The Pittsburgh Press (April 29, 1945)
May not be true yet –
Hitler, high aides reported killed
Rumors from Naziland swirl fast and furious
Saturday, April 28, 1945
LONDON, England (UP) – U.S. troops captured Hans Goebbels today and reports from Switzerland said his notorious brother, Paul Joseph Goebbels, Nazi propaganda chief, Adolf Hitler and Hermann Goering all had been killed.
Hans, who held the rank of major general in the Nazi Party, was taken prisoner by U.S. First Army troops as he was preparing to flee from him home in a suburb of Duesseldorf. He had packed his luggage.
A high-ranking German diplomat reaching the Swiss border was quoted in a British dispatch from St. Margrethen that Hitler and Goebbels were shot last Wednesday. Another “high German personality” reaching that border post, said Goering had been killed at the same time. The diplomats did not say when or where or by whom the leading Nazis had been exterminated.
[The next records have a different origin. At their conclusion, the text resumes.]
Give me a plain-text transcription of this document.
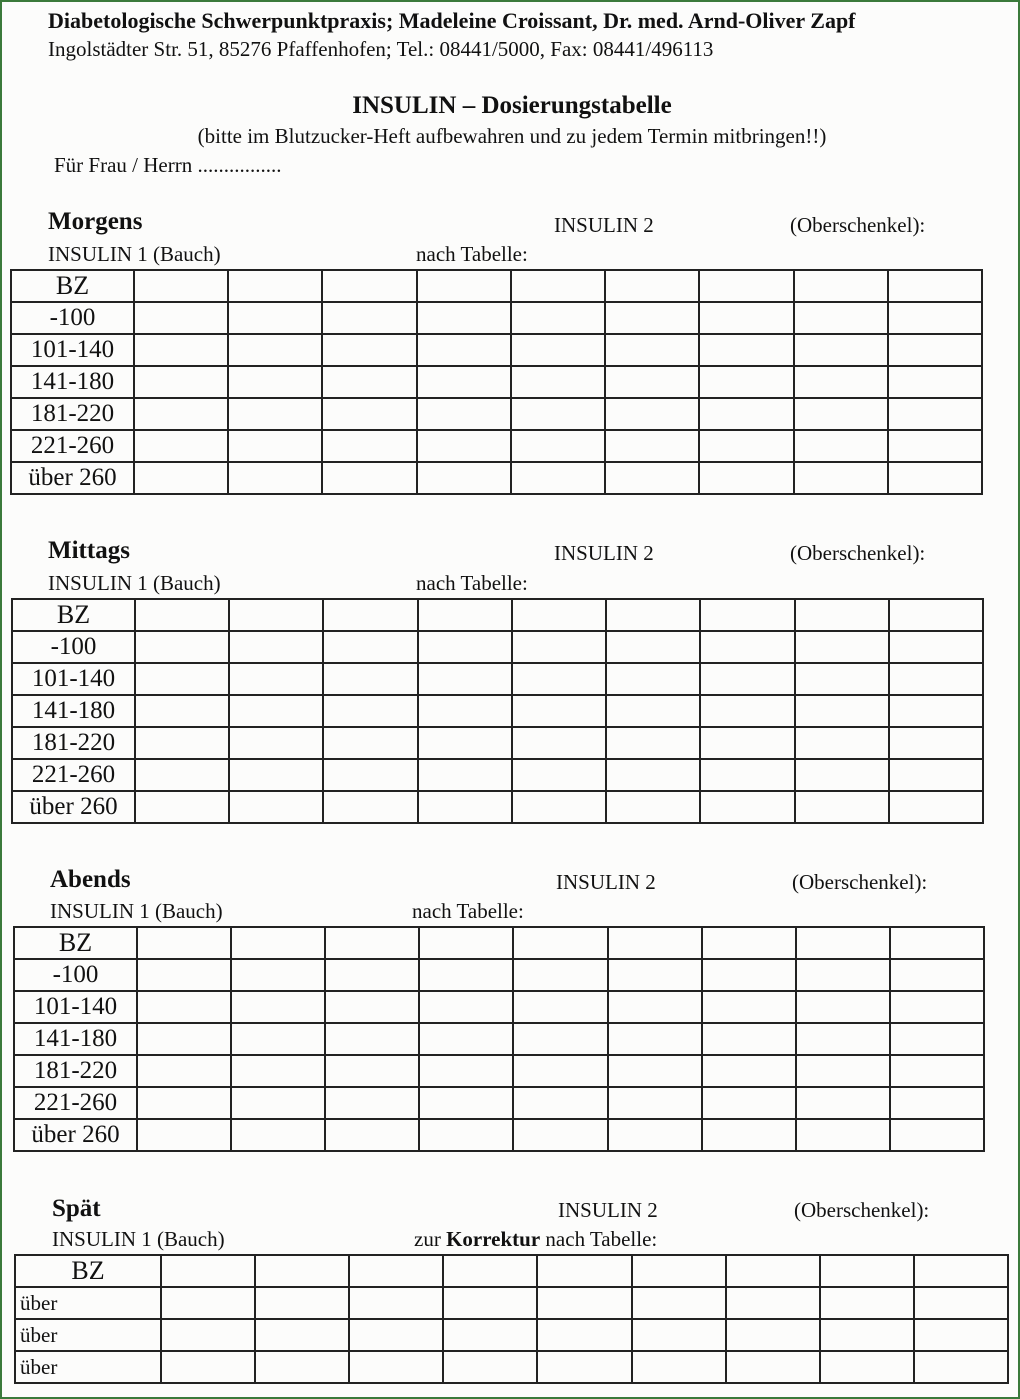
Diabetologische Schwerpunktpraxis; Madeleine Croissant, Dr. med. Arnd-Oliver Zapf
Ingolstädter Str. 51, 85276 Pfaffenhofen; Tel.: 08441/5000, Fax: 08441/496113
INSULIN – Dosierungstabelle
(bitte im Blutzucker-Heft aufbewahren und zu jedem Termin mitbringen!!)
Für Frau / Herrn ................
Morgens	INSULIN 2	(Oberschenkel):
INSULIN 1 (Bauch)	nach Tabelle:
BZ									
-100									
101-140									
141-180									
181-220									
221-260									
über 260									
Mittags	INSULIN 2	(Oberschenkel):
INSULIN 1 (Bauch)	nach Tabelle:
BZ									
-100									
101-140									
141-180									
181-220									
221-260									
über 260									
Abends	INSULIN 2	(Oberschenkel):
INSULIN 1 (Bauch)	nach Tabelle:
BZ									
-100									
101-140									
141-180									
181-220									
221-260									
über 260									
Spät	INSULIN 2	(Oberschenkel):
INSULIN 1 (Bauch)	zur Korrektur nach Tabelle:
BZ									
über									
über									
über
Another report, from the Exchange Telegraph’s Stockholm correspondent, said that according to reliable diplomatic circles there, Hitler is completely helpless and probably unconscious because of a brain hemorrhage.
Gestapo Chief Heinrich Himmler was said to have rushed to Berlin from Southern Germany by plane, accompanied by his right-hand man, a Gen. Schellenberg. The diplomat also said revolution had broken out in Munich, as reported from other sources.
A radio identified as the “German People’s” station reported that a group of German sailors had revolted in the Baltic seaport of Kiel, killing all the Nazis among them and wiping out the Nazi detachment sent to quell them. The rebels were said to have set up machine guns in their barracks yard.
Radio Oslo said Hitler was in Berlin and had decorated several officers and men including Col. Anton Eder, commander of the Berlin defense sector. Hitler was said to have conferred at his Berlin headquarters with Col. Gen, Ritter von Greim, new Luftwaffe chief.
A Zurich dispatch to the Exchange Telegraph Agency said it had been learned from a reliable Munich source that Himmler had ordered the arrest of Dr. Otto Meissner, Nazi undersecretary of state, but Meissner could not be found. The dispatch said that eight generals and other high officers had been executed by special SS Guards on the grounds that they had been involved in high treason with Goering before he was relieved as Air Force commander.
Swiss border reports quoted a diplomat’s chauffeur who said not a German soldier had been seen when they drove through Garmisch, 50 miles southwest of Munich.
Refugees reaching Switzerland from the German border city of Bregenz said big placards. “Kill Hitler,” were on many Bregenz houses. The road from Bregenz to St. Margrethen as crowded with an estimated 90,000 refugees.
The Moscow radio said many Nazi leaders were trying at Luebeck to find ways of escaping to Denmark and Norway. Some were said to have been found in the coal bunker of a steamer.